The policy meeting is the first since the BOJ announced in December that it will evaluate whether a spate of policy steps that have been taken to attain the central bank’s 2% inflation target have been effective. The findings of the latest review are expected to be announced in the next meeting in March.
The state of emergency declared earlier this month will be in place until Feb. 7 for 11 of the country’s 47 prefectures, dealing a further blow to the economy, which is emerging from its worst contraction triggered by the previous emergency declaration over the virus last year.
The BOJ is set to announce on Thursday its quarterly economic outlook report with its assessment on the current state. So far, the bank has taken the view that the economy “has picked up, although it has remained in a severe situation.”
Economists say the economic impact from the latest state of emergency may be less severe than the previous one, which was declared in April in some areas and later expanded nationwide before being fully lifted the following month. But concerns remain that consumption has been seriously hurt.
Japan’s economy, measured in real gross domestic product, is estimated to shrink 5.5% in fiscal 2020, which will end in March, and expand 3.6% in fiscal 2021, according to the central bank’s projections released in October.

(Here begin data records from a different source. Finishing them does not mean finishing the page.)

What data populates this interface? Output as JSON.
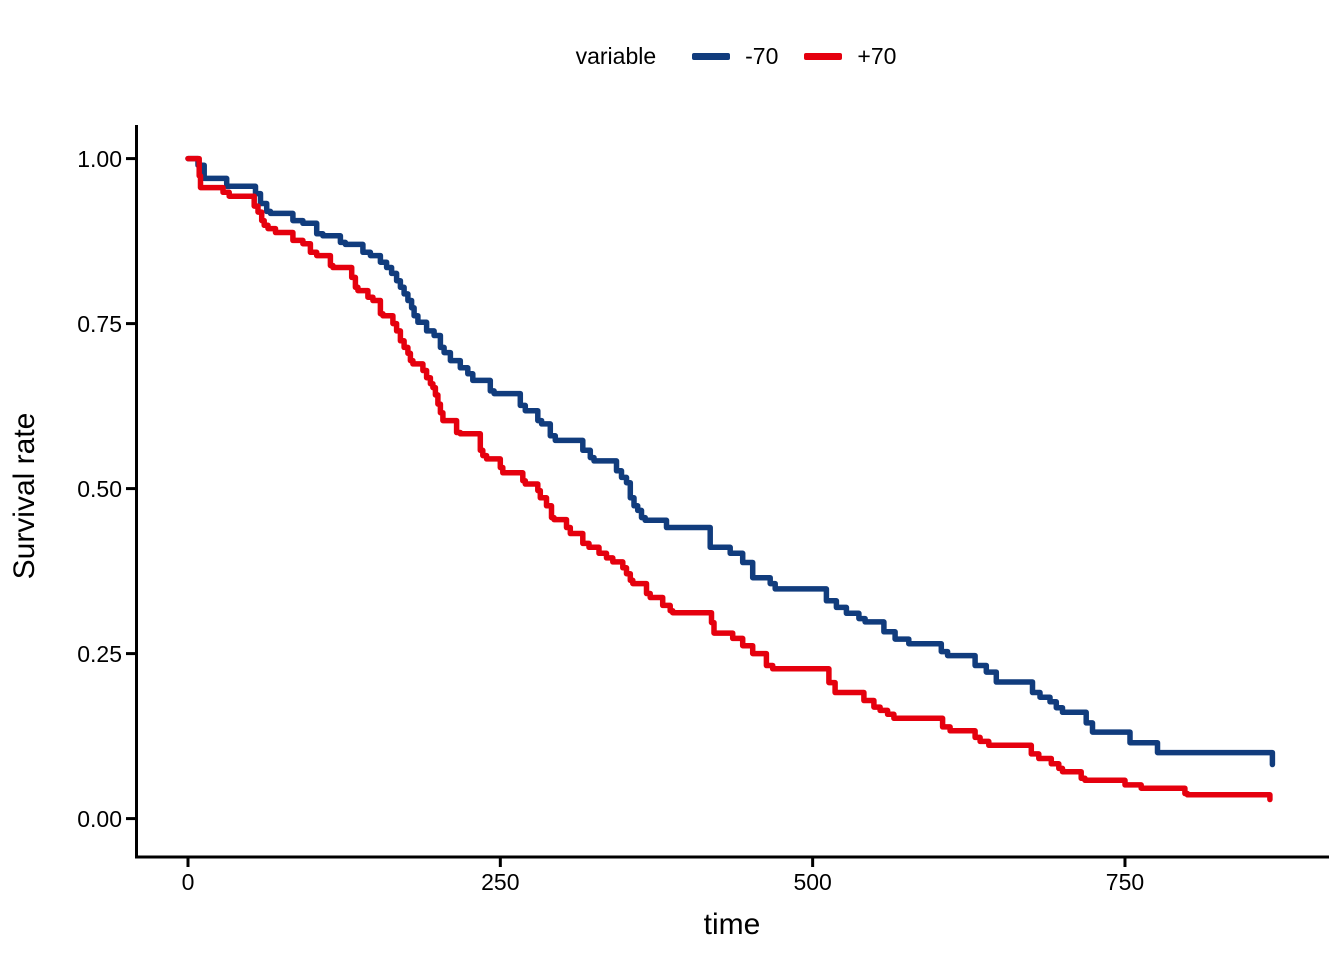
{
  "chart_data": {
    "type": "line",
    "subtype": "kaplan-meier-survival-step",
    "title": "",
    "xlabel": "time",
    "ylabel": "Survival rate",
    "xlim": [
      0,
      880
    ],
    "ylim": [
      0.0,
      1.0
    ],
    "grid": false,
    "legend_position": "top-center",
    "legend_title": "variable",
    "x_tick_labels": [
      "0",
      "250",
      "500",
      "750"
    ],
    "x_tick_values": [
      0,
      250,
      500,
      750
    ],
    "y_tick_labels": [
      "1.00",
      "0.75",
      "0.50",
      "0.25",
      "0.00"
    ],
    "y_tick_values": [
      1.0,
      0.75,
      0.5,
      0.25,
      0.0
    ],
    "series": [
      {
        "name": "-70",
        "color": "#113C7D",
        "points": [
          [
            0,
            1.0
          ],
          [
            8,
            0.99
          ],
          [
            13,
            0.97
          ],
          [
            31,
            0.958
          ],
          [
            54,
            0.947
          ],
          [
            58,
            0.932
          ],
          [
            63,
            0.92
          ],
          [
            66,
            0.917
          ],
          [
            84,
            0.906
          ],
          [
            92,
            0.902
          ],
          [
            103,
            0.886
          ],
          [
            108,
            0.883
          ],
          [
            122,
            0.873
          ],
          [
            126,
            0.87
          ],
          [
            140,
            0.858
          ],
          [
            146,
            0.853
          ],
          [
            154,
            0.843
          ],
          [
            159,
            0.835
          ],
          [
            163,
            0.826
          ],
          [
            167,
            0.815
          ],
          [
            170,
            0.805
          ],
          [
            173,
            0.795
          ],
          [
            176,
            0.785
          ],
          [
            179,
            0.774
          ],
          [
            181,
            0.762
          ],
          [
            184,
            0.752
          ],
          [
            191,
            0.739
          ],
          [
            197,
            0.732
          ],
          [
            202,
            0.714
          ],
          [
            205,
            0.706
          ],
          [
            210,
            0.694
          ],
          [
            218,
            0.683
          ],
          [
            224,
            0.674
          ],
          [
            228,
            0.664
          ],
          [
            242,
            0.648
          ],
          [
            245,
            0.644
          ],
          [
            266,
            0.626
          ],
          [
            270,
            0.618
          ],
          [
            280,
            0.603
          ],
          [
            283,
            0.598
          ],
          [
            290,
            0.58
          ],
          [
            294,
            0.573
          ],
          [
            316,
            0.558
          ],
          [
            322,
            0.547
          ],
          [
            325,
            0.542
          ],
          [
            343,
            0.527
          ],
          [
            347,
            0.517
          ],
          [
            351,
            0.509
          ],
          [
            354,
            0.486
          ],
          [
            357,
            0.474
          ],
          [
            360,
            0.467
          ],
          [
            363,
            0.456
          ],
          [
            366,
            0.452
          ],
          [
            383,
            0.441
          ],
          [
            418,
            0.411
          ],
          [
            434,
            0.402
          ],
          [
            444,
            0.388
          ],
          [
            452,
            0.365
          ],
          [
            466,
            0.356
          ],
          [
            470,
            0.348
          ],
          [
            511,
            0.33
          ],
          [
            519,
            0.32
          ],
          [
            527,
            0.311
          ],
          [
            537,
            0.303
          ],
          [
            542,
            0.298
          ],
          [
            557,
            0.283
          ],
          [
            566,
            0.272
          ],
          [
            577,
            0.265
          ],
          [
            603,
            0.253
          ],
          [
            608,
            0.247
          ],
          [
            630,
            0.232
          ],
          [
            639,
            0.222
          ],
          [
            647,
            0.207
          ],
          [
            676,
            0.191
          ],
          [
            682,
            0.184
          ],
          [
            690,
            0.177
          ],
          [
            695,
            0.168
          ],
          [
            700,
            0.161
          ],
          [
            719,
            0.145
          ],
          [
            724,
            0.131
          ],
          [
            754,
            0.115
          ],
          [
            776,
            0.1
          ],
          [
            866,
            0.1
          ],
          [
            868,
            0.082
          ]
        ]
      },
      {
        "name": "+70",
        "color": "#E5000E",
        "points": [
          [
            0,
            1.0
          ],
          [
            9,
            0.974
          ],
          [
            10,
            0.956
          ],
          [
            28,
            0.949
          ],
          [
            33,
            0.943
          ],
          [
            53,
            0.928
          ],
          [
            56,
            0.919
          ],
          [
            59,
            0.906
          ],
          [
            61,
            0.899
          ],
          [
            64,
            0.894
          ],
          [
            70,
            0.888
          ],
          [
            84,
            0.876
          ],
          [
            92,
            0.871
          ],
          [
            98,
            0.858
          ],
          [
            103,
            0.853
          ],
          [
            114,
            0.838
          ],
          [
            116,
            0.835
          ],
          [
            131,
            0.82
          ],
          [
            134,
            0.805
          ],
          [
            136,
            0.8
          ],
          [
            144,
            0.79
          ],
          [
            148,
            0.785
          ],
          [
            154,
            0.765
          ],
          [
            156,
            0.762
          ],
          [
            164,
            0.75
          ],
          [
            167,
            0.739
          ],
          [
            170,
            0.724
          ],
          [
            173,
            0.714
          ],
          [
            176,
            0.705
          ],
          [
            178,
            0.694
          ],
          [
            180,
            0.689
          ],
          [
            188,
            0.679
          ],
          [
            191,
            0.668
          ],
          [
            194,
            0.659
          ],
          [
            196,
            0.653
          ],
          [
            198,
            0.642
          ],
          [
            200,
            0.628
          ],
          [
            202,
            0.615
          ],
          [
            204,
            0.603
          ],
          [
            215,
            0.585
          ],
          [
            218,
            0.583
          ],
          [
            234,
            0.558
          ],
          [
            236,
            0.55
          ],
          [
            239,
            0.545
          ],
          [
            250,
            0.532
          ],
          [
            252,
            0.524
          ],
          [
            268,
            0.512
          ],
          [
            270,
            0.507
          ],
          [
            280,
            0.497
          ],
          [
            282,
            0.486
          ],
          [
            287,
            0.474
          ],
          [
            291,
            0.456
          ],
          [
            293,
            0.453
          ],
          [
            303,
            0.441
          ],
          [
            306,
            0.432
          ],
          [
            316,
            0.417
          ],
          [
            321,
            0.411
          ],
          [
            329,
            0.402
          ],
          [
            335,
            0.395
          ],
          [
            340,
            0.389
          ],
          [
            348,
            0.38
          ],
          [
            351,
            0.371
          ],
          [
            354,
            0.361
          ],
          [
            356,
            0.356
          ],
          [
            367,
            0.341
          ],
          [
            370,
            0.335
          ],
          [
            380,
            0.323
          ],
          [
            386,
            0.315
          ],
          [
            388,
            0.312
          ],
          [
            419,
            0.297
          ],
          [
            421,
            0.281
          ],
          [
            436,
            0.273
          ],
          [
            444,
            0.262
          ],
          [
            452,
            0.25
          ],
          [
            463,
            0.232
          ],
          [
            468,
            0.227
          ],
          [
            513,
            0.206
          ],
          [
            518,
            0.191
          ],
          [
            541,
            0.179
          ],
          [
            549,
            0.169
          ],
          [
            554,
            0.164
          ],
          [
            560,
            0.158
          ],
          [
            565,
            0.152
          ],
          [
            604,
            0.139
          ],
          [
            610,
            0.133
          ],
          [
            630,
            0.123
          ],
          [
            634,
            0.117
          ],
          [
            641,
            0.111
          ],
          [
            675,
            0.098
          ],
          [
            681,
            0.091
          ],
          [
            691,
            0.083
          ],
          [
            697,
            0.076
          ],
          [
            700,
            0.071
          ],
          [
            715,
            0.061
          ],
          [
            718,
            0.058
          ],
          [
            750,
            0.051
          ],
          [
            763,
            0.046
          ],
          [
            798,
            0.038
          ],
          [
            800,
            0.036
          ],
          [
            864,
            0.036
          ],
          [
            866,
            0.029
          ]
        ]
      }
    ]
  },
  "colors": {
    "axis": "#000000",
    "background": "#FFFFFF",
    "text": "#000000"
  }
}
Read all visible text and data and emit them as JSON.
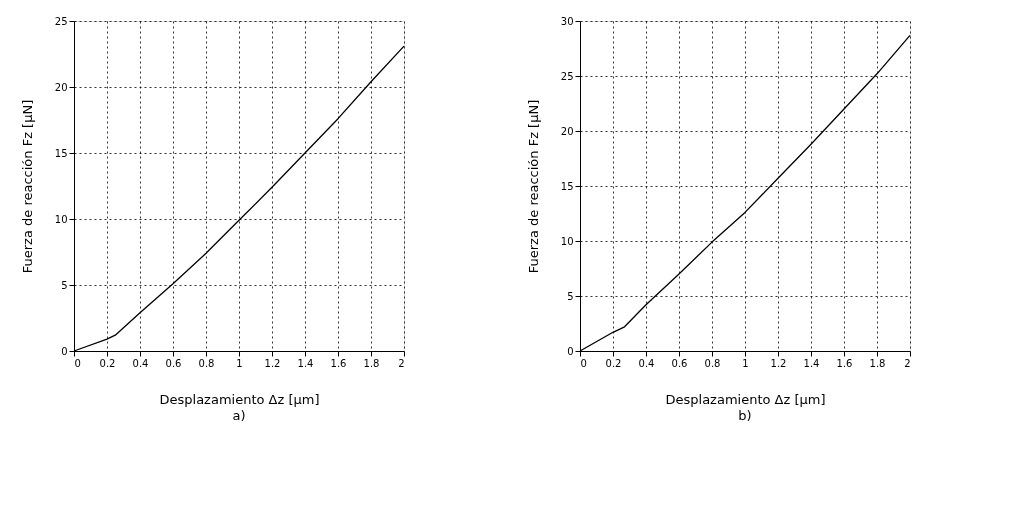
{
  "chart_data": [
    {
      "type": "line",
      "title": "a)",
      "xlabel": "Desplazamiento Δz [μm]",
      "ylabel": "Fuerza de reacción Fz [μN]",
      "x": [
        0,
        0.2,
        0.25,
        0.4,
        0.6,
        0.8,
        1.0,
        1.2,
        1.4,
        1.6,
        1.8,
        2.0
      ],
      "series": [
        {
          "color": "#000000",
          "values": [
            0,
            0.9,
            1.2,
            2.9,
            5.1,
            7.4,
            9.9,
            12.4,
            15.0,
            17.6,
            20.4,
            23.1
          ]
        }
      ],
      "xlim": [
        0,
        2
      ],
      "ylim": [
        0,
        25
      ],
      "xticks": [
        0,
        0.2,
        0.4,
        0.6,
        0.8,
        1,
        1.2,
        1.4,
        1.6,
        1.8,
        2
      ],
      "yticks": [
        0,
        5,
        10,
        15,
        20,
        25
      ],
      "grid": true
    },
    {
      "type": "line",
      "title": "b)",
      "xlabel": "Desplazamiento Δz [μm]",
      "ylabel": "Fuerza de reacción Fz [μN]",
      "x": [
        0,
        0.2,
        0.27,
        0.4,
        0.6,
        0.8,
        1.0,
        1.2,
        1.4,
        1.6,
        1.8,
        2.0
      ],
      "series": [
        {
          "color": "#000000",
          "values": [
            0,
            1.7,
            2.2,
            4.2,
            7.0,
            9.9,
            12.6,
            15.7,
            18.8,
            22.0,
            25.2,
            28.7
          ]
        }
      ],
      "xlim": [
        0,
        2
      ],
      "ylim": [
        0,
        30
      ],
      "xticks": [
        0,
        0.2,
        0.4,
        0.6,
        0.8,
        1,
        1.2,
        1.4,
        1.6,
        1.8,
        2
      ],
      "yticks": [
        0,
        5,
        10,
        15,
        20,
        25,
        30
      ],
      "grid": true
    }
  ]
}
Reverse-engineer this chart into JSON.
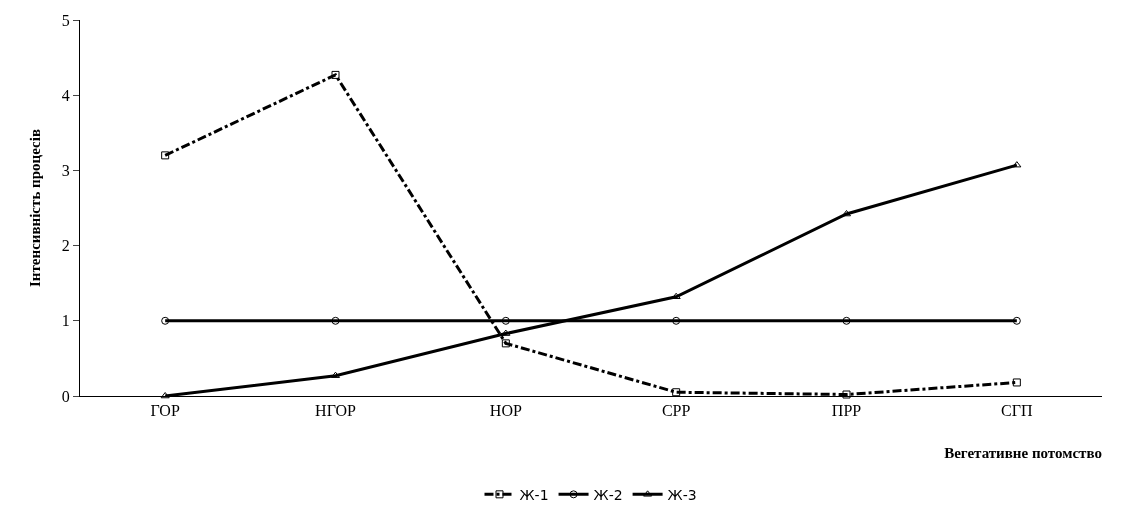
{
  "chart_data": {
    "type": "line",
    "xlabel": "Вегетативне потомство",
    "ylabel": "Інтенсивність процесів",
    "categories": [
      "ГОР",
      "НГОР",
      "НОР",
      "СРР",
      "ПРР",
      "СГП"
    ],
    "series": [
      {
        "name": "Ж-1",
        "color": "#000000",
        "marker": "square",
        "line_style": "dashed",
        "values": [
          3.2,
          4.27,
          0.7,
          0.05,
          0.02,
          0.18
        ]
      },
      {
        "name": "Ж-2",
        "color": "#000000",
        "marker": "circle",
        "line_style": "solid",
        "values": [
          1,
          1,
          1,
          1,
          1,
          1
        ]
      },
      {
        "name": "Ж-3",
        "color": "#000000",
        "marker": "triangle",
        "line_style": "solid",
        "values": [
          0,
          0.27,
          0.83,
          1.32,
          2.42,
          3.07
        ]
      }
    ],
    "ylim": [
      0,
      5
    ],
    "yticks": [
      0,
      1,
      2,
      3,
      4,
      5
    ],
    "grid": false,
    "legend": "bottom"
  }
}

The core consumer price index, excluding fresh food prices, is expected to fall 0.6% from a year earlier in fiscal 2020 before it rises 0.4% the following year, far below the 2% inflation goal.
BOJ Governor Haruhiko Kuroda has said the forthcoming review is aimed at making the bank’s policy more effective and sustainable while the inflation target is still elusive.
Kuroda has acknowledged that there are concerns about the side effects of years of low interest rates and the BOJ’s massive purchases of government bonds and other assets from financial institutions.
But he has also cautioned that the BOJ will not comprehensively overhaul the current monetary easing framework, suggesting that the review will result in a fine-tuning of the policy.
BOJ watchers say the bank wants to scale back its buying of exchange-traded funds from the current pace of ¥12 trillion ($115.5 billion) a year. The plan has made the central bank the largest holder of Japanese stocks, sparking criticism that the policy distorts the market’s price-discovery mechanism.
The BOJ also buys government bonds to inject liquidity into the financial system and keep interest rates low.
At the end of the policy meeting on Thursday, the bank is widely expected to decide to keep short-term interest rates at minus 0.1% while guiding long-term rates around zero percent.
With no immediate end in sight to the coronavirus pandemic, the BOJ has faced growing uncertainty over the economic outlook. Like its U.S. and European peers, the BOJ is increasingly braced for further monetary easing to boost the economy if necessary.